Pari passu nos direcionamos para um completo individualismo social. Gadgets que nos aproximam e afastam ao mesmo tempo e blá, blá, blá... O fato é que, mesmo odiado por alguns, a comunicação virtual está cada vez mais latente em nossa sociedade. Tornou-se comum, sem julgamento de causa apenas uma constatação, casais em bares, restaurantes, de cabeça baixa, digitando ferozmente no seu brinquedinho. Ali, dentro daquela caixinha eletrônica, se encontram seus melhores amigos, parte de sua família e não muito raramente algum papo mais interessante ou engraçado do que aquele empreendido "ao vivo". E se esse (a) amigo (a) virtual não te satisfizesse mais? E se o seu papo se tornasse tão boooring quanto o papo à vera? E se criassem um sistema operacional que se adequasse à sua necessidade? Que trouxesse para você, o tipo de coisa que você precisa ouvir? Seria o máximo, ou não. Vai saber. E é justamente sobre isso que o filme "Her" fala.Um sistema operacional (com a voz da Scarlet Johansson) comprado por um Joaquin Phoenix quase irreconhecível, melancólico e solitário que se torna a sua melhor companhia.Quem nunca se pegou, sonhando em conhecer aquela pessoa pela qual se apaixonou pela internet. Sonhando com um toque, um abraço que fosse?
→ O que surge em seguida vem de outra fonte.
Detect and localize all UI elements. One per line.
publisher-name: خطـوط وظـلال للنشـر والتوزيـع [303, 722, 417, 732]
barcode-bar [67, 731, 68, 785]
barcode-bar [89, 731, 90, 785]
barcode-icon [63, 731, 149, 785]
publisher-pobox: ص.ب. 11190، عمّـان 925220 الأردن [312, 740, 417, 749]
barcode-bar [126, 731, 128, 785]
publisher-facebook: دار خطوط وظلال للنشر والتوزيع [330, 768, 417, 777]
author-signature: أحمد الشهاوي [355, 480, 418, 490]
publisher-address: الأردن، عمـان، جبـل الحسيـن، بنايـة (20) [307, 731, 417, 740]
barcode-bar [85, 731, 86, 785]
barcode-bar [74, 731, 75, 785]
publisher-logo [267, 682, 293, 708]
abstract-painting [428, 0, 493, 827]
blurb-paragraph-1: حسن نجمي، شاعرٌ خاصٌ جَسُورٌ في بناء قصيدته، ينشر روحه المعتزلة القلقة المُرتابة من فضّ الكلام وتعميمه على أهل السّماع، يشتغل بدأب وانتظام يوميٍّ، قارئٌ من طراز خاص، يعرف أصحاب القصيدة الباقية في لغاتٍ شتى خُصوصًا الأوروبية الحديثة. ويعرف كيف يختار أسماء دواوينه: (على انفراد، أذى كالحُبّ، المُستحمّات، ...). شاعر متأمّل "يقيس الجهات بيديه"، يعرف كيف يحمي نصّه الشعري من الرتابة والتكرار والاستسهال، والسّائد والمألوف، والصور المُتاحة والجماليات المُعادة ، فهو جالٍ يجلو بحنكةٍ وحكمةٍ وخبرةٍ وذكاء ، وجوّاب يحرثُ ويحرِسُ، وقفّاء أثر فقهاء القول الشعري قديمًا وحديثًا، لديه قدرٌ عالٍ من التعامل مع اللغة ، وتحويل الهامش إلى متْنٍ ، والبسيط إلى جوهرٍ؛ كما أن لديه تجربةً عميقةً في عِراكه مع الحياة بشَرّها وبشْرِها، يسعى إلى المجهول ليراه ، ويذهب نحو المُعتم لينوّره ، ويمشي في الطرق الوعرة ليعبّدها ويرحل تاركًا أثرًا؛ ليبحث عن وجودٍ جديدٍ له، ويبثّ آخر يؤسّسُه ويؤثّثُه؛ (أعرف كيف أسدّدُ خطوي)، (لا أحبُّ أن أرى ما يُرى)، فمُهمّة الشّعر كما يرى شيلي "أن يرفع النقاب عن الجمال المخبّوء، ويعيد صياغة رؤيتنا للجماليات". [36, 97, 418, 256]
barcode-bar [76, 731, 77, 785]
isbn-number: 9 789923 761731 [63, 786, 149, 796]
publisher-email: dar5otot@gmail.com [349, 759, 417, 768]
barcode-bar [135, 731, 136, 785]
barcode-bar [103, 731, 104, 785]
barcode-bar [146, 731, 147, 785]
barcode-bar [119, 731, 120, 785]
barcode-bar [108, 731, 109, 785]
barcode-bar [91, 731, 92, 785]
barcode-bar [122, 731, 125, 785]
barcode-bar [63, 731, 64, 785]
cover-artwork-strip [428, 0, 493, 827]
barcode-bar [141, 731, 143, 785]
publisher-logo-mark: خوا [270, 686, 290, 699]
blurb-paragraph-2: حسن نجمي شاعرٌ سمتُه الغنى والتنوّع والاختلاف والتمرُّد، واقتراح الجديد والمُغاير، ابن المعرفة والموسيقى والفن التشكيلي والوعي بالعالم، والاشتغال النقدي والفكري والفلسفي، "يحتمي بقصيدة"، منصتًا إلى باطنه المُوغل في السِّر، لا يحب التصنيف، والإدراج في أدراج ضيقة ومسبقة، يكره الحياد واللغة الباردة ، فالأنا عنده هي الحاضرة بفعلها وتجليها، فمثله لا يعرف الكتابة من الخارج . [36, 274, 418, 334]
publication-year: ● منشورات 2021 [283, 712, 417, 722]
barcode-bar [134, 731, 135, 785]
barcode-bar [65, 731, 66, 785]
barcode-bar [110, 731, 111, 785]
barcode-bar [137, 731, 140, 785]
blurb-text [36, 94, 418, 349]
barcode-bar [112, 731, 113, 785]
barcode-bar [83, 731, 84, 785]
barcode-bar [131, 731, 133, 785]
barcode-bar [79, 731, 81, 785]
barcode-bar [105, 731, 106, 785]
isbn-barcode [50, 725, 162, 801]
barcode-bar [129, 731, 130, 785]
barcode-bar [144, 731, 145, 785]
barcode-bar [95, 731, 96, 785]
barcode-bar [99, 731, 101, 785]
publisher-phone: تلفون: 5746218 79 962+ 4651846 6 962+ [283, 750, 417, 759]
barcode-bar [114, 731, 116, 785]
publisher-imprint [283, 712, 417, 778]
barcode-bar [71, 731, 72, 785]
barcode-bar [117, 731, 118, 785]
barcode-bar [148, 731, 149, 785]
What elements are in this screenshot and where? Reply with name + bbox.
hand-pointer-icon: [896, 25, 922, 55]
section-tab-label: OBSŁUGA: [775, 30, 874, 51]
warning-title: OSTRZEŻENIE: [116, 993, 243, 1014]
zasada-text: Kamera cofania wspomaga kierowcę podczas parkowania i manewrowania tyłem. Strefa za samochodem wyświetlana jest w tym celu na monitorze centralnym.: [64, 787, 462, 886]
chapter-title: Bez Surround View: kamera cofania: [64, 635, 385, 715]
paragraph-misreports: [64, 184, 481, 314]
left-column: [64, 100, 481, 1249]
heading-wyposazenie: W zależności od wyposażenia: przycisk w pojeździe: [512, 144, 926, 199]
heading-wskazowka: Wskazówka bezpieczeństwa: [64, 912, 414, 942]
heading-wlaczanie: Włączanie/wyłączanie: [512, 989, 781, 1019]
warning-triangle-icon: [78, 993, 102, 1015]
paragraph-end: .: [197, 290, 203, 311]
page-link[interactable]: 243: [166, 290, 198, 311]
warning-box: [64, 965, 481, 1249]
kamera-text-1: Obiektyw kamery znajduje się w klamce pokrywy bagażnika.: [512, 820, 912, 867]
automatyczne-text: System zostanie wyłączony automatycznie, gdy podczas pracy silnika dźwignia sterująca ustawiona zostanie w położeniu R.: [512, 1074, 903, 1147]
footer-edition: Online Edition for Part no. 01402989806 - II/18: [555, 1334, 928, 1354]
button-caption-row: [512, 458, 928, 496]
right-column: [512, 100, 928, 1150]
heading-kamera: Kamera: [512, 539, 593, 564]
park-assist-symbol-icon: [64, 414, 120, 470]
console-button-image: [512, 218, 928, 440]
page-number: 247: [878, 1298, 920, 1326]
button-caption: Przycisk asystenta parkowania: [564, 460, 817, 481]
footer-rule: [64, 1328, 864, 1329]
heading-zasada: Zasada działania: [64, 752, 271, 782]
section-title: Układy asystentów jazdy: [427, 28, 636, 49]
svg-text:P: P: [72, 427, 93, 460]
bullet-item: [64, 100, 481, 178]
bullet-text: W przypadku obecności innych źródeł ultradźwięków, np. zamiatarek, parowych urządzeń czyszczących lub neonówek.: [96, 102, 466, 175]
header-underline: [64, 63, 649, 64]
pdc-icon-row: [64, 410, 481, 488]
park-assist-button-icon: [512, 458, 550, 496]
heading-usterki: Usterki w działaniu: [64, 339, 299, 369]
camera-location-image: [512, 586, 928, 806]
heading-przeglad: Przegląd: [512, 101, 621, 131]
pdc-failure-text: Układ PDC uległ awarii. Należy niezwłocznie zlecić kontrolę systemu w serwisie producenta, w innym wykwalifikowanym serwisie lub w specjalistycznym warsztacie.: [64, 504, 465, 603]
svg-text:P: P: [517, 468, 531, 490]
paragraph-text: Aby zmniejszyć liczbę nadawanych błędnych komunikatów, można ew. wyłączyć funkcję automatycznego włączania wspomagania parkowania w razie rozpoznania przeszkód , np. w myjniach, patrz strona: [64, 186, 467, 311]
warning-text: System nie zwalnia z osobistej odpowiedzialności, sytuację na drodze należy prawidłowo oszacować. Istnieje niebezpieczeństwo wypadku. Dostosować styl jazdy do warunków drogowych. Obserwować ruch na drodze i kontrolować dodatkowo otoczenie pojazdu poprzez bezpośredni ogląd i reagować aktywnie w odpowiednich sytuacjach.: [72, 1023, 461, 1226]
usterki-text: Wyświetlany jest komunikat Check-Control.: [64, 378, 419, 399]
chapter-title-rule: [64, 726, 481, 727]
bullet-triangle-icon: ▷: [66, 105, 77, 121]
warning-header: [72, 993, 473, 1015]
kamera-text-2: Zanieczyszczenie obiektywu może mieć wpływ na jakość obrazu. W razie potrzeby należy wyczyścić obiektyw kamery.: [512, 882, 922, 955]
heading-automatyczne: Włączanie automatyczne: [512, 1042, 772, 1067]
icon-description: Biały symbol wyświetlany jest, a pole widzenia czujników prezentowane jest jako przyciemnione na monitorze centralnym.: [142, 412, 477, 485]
O Filme de Spike Jonze retrata de maneira sublime este sentimento. 
É o seu conto de amor.
O diretor já havia me ganhado pelo filme Where the Wild Things Are. Agora ele traz essa história bucólica e impensável de amor. Recomendo, mas já aviso: é um filme carregado de tristeza, apesar de te fazer rir em alguns trechos.